La délivrance est acquise par la pratique, et non pas au travers de raisonnement ou d’imagination, mais par la pleine conscience pour observer la naissance et la cessation des cinq agrégats - la matière (forme), les sensations, les perceptions, les formations mentales (actes volitionnels), la conscience. Ces phénomènes proviennent tous de la cause, ils sont ainsi impermanents et vont s’éteindre. Mais toute chose impermanente qui va aussi s’éteindre, ne peut pas être le soi. Etant donné que les cinq agrégats vont tous s’éteindre et qu’ils peuvent tomber malades, se désintégrer et disparaître, ils ne sont donc pas la nature propre du "soi", ni de "toutes mes possessions". Ils sont juste des phénomènes provenant des liens interdépendants assemblés, la nature propre de la coproduction conditionnée étant vide.

Puisque toutes les vues du soi ne sont que des illusions du coeur, des produits du raisonnement, les propositions concernant la situation du Tathagata après sa mort sont donc aussi une sorte d’illusions, provenant d’un désir du concept de certitude. Tous ceux qui suivent les enseignements du Bouddha, comme la nonne Khema, ont certainement compris que le Bouddha n’a pas enseigné d’extinction de l’essence du soi. Nous vivons dans un monde variant qui se détruit en permanence et est incontrôlable, et dans le domaine de la mort, nous considérons que toutes les choses du "soi" et de "mes possessions" vont sans cesse disparaître. Ce n’est qu’en renonçant à tout cela que nous pouvons atteindre un lieu de refuge réellement paisible et stable. Le Bouddha a ainsi dit : « La porte du Nirvana est déjà ouverte, mais seules les personnes qui ont de bonnes oreilles peuvent y croire et entrer. »

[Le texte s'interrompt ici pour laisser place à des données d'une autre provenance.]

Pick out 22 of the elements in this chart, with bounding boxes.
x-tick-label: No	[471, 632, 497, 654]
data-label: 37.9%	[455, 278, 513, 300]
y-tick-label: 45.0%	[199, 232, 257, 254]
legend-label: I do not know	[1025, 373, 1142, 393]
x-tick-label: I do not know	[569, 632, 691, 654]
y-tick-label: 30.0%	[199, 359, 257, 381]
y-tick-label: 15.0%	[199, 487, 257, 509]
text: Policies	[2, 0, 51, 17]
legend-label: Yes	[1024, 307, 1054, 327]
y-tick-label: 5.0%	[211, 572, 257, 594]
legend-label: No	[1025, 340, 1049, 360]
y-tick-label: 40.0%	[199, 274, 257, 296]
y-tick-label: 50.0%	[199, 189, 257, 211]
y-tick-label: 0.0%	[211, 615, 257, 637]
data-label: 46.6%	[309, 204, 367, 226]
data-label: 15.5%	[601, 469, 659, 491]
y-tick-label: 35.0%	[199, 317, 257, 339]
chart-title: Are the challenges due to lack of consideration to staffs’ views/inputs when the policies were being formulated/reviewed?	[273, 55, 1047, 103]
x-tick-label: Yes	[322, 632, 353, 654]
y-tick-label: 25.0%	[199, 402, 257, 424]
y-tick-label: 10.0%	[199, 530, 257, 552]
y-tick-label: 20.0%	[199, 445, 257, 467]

Le Tathagata ne peut être défini
Au cours de la discussion avec le roi Pasenadi, Khema cita une parabole. Elle demanda au roi : « Avez-vous un mathématicien habile ou un statisticien qui peut calculer le nombre de grains de sable dans le Gange ? » Le roi répondit que c’était impossible parce que le sable du Gange ne pouvait être calculé et était indénombrable. Elle demanda de nouveau au roi s'il connaissait une personne en mesure de calculer le volume d'eau dans l'océan. Le roi considérait toujours pareillement que c’était impossible car la mer était tellement profonde qu’elle était imprévisible et difficilement mesurable.

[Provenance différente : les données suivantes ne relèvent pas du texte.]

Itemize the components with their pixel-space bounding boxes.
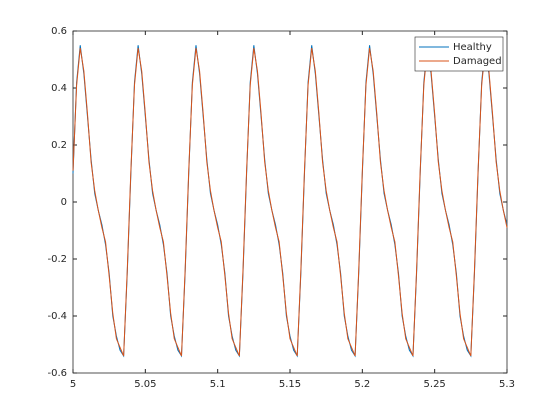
y-tick-label: 0.2	[51, 140, 67, 151]
y-tick-label: 0.4	[51, 83, 67, 94]
x-tick-label: 5	[70, 379, 76, 390]
legend-box	[414, 36, 504, 72]
x-tick-label: 5.05	[134, 379, 156, 390]
x-tick-label: 5.3	[499, 379, 515, 390]
x-tick-label: 5.15	[279, 379, 301, 390]
y-tick-label: -0.4	[47, 311, 67, 322]
y-tick-label: -0.2	[47, 254, 67, 265]
series-line	[72, 48, 508, 357]
legend-label: Damaged	[453, 56, 502, 67]
x-tick-label: 5.1	[210, 379, 226, 390]
axes-box	[72, 30, 508, 374]
y-tick-label: -0.6	[47, 368, 67, 379]
legend-label: Healthy	[453, 42, 492, 53]
y-tick-label: 0	[61, 197, 67, 208]
y-tick-label: 0.6	[51, 26, 67, 37]
x-tick-label: 5.25	[424, 379, 446, 390]
x-tick-label: 5.2	[354, 379, 370, 390]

Ainsi, Khema dit que c’était de même pour le Tathagata ; toute personne qui voulait définir le Bouddha pouvait seulement le faire en passant par les cinq agrégats, mais celles qui avaient déjà atteint l’Eveil n’étaient plus attachées à leur identité personnelle : « Le Tathagata ne peut être mesuré par la matière (forme), les sensations, les perceptions, les formations mentales (actes volitionnels), la conscience ; Il est aussi profond que la mer est imprévisible et difficilement mesurable. » Par conséquent, c’était inconvenable de dire que le Tathagata existait après la mort, ou n’existait pas, ou à la fois existait et n’existait pas, ou à la fois n’existait pas et non n’existait pas. Parmi toutes ces propositions, il n’y en avait pas une qui pouvait définir l’indéfinissable Tathagata.

Le roi, vis-à-vis des explications sages de la nonne Khema, était très réjoui. Par la suite, il rencontra le Bouddha et lui posa les quatre mêmes questions ; les réponses du Bouddha étaient entièrement identiques à celles de Khema, de plus, les termes utilisés étaient aussi les mêmes mot pour mot. Le roi fut très surpris, il raconta alors au Bouddha encore une fois son dialogue avec la noble nonne Khema, ce disciple féminin "première en sagesse".